Há um verniz de paz e uma tentativa dos governos de Estados Unidos e Israel de vender como histórica a retomada das relações diplomáticas entre israelenses e as ditaduras do Bahrein e dos Emirados Árabes Unidos - daí o palco no gramado sul da Casa Branca, cuidadosamente montado para que a imagem de Donald Trump, Benjamin Netanyahu e os enviados do príncipe Mohammad bin Zayeb e do rei Hamad bin Isa al-Khalifa ganhasse ares de acordos célebres como entre Israel e Egito e Israel e Jordânia, além dos tratados de Oslo com a Organização para a Libertação da Palestina (OLP).
Claro, é muito mais positivo do que negativo quando líderes sentam-se à mesa de negociações e assinam tratados, mas daí a vender a retomada de relações diplomáticas entre Israel e as duas ditaduras do Golfo Pérsico como um acordo histórico cuja paz é o principal objetivo não apenas é uma falácia como também esconde a verdadeira razão estratégica por trás da aproximação.
Falácia porque Israel, Bahrein e Emirados Árabes nunca se envolveram em conflitos armados - logo, se não houve guerra, não se trata de um acordo de paz. Israel também mantém há anos discretos laços com as monarquias do Golfo, que incluem troca de informações sobre segurança.
A função real da normalização das relações é isolar o Irã, formando uma grande aliança de Estados árabes sunitas e Israel contra os aiatolás e seus parceiros xiitas - incluindo grupos armados na Síria, no Iraque e no Líbano.
Não é de hoje que a questão palestina deixou de ser o principal motor das guerras na região - há uma percepção de que o Estado palestino dificilmente irá sair do papel, por motivos internos, dos próprios palestinos (corrupção) e divergências entre facções (Fatah e Hamas), e externos, com a descontinuidade territorial (devido aos assentamentos judaicos), presença militar israelense (manutenção da ocupação, que inviabiliza soberania da ANP na Cisjordânia), e o desinteresse dos vizinhos árabes em particular e da comunidade internacional em geral.
A grande rivalidade do Oriente Médio no século 21 situa-se entre as potências islâmicas, Irã e Arábia Saudita, que disputam a hegemonia na região.

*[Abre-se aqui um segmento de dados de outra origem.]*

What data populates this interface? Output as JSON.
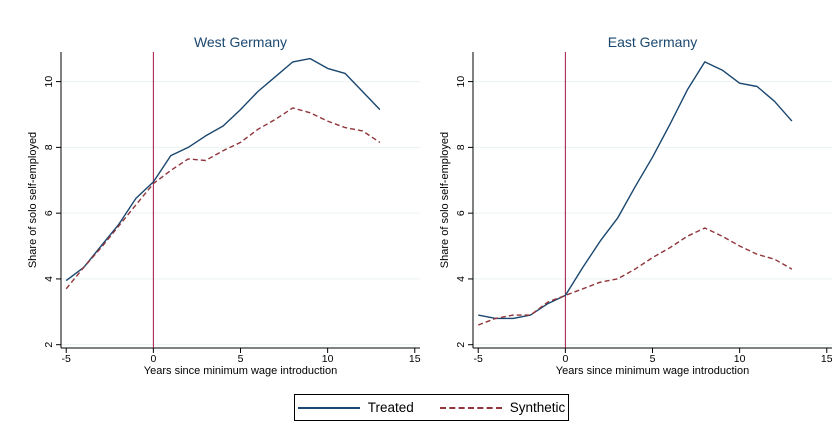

Nessa guerra fria local, há dois fenômenos que lembram a antiga tensão entre EUA e URSS: o primeiro, "o inimigo do meu inimigo é meu amigo". Logo, Israel e Estados Unidos escolheram seus aliados e o adversário comum, o Irã. Ainda não há acordo entre os sauditas e israelenses, mas ele pode se concretizar em pouco tempo - Bahrein e Emirados Árabes Unidos são quase como protetorados sauditas e a assinatura desta terça-feira (15) abre caminho para uma acerto dessa envergadura. O segundo fenômeno: as guerras por procuração, como no Iêmen, onde iranianos e sauditas se engalfinham indiretamente pelas mãos de grupos antagônicos locais.
Entre os palestinos, a sensação é de facada pelas costas desferida pelos irmãos árabes. A decepção pode jogá-los no colo do Irã persa. Embora também sunitas, como os sauditas, podem se sentir acolhidos pelo discurso radical de milícias, como o Hezbollah xiita, simpático à causa. O isolamento internacional também reforça as alas mais conservadoras em Teerã - e perdem espaço os reformistas. Isso significa que estratégias mais agressivas ganham força em detrimento do diálogo.
No campo doméstico americano, o acordo foi acelerado a tempo de Trump se vender como o artífice de um novo tempo no Oriente Médio durante a campanha eleitoral. Embora política externa pouco renda votos na disputa de 3 de novembro, seus simpatizantes - inclusive no Brasil - já o cacifam à Prêmio Nobel da Paz. O discurso de paz e amor, de quem aproxima nações inimigas, atrai o eleitor moderado.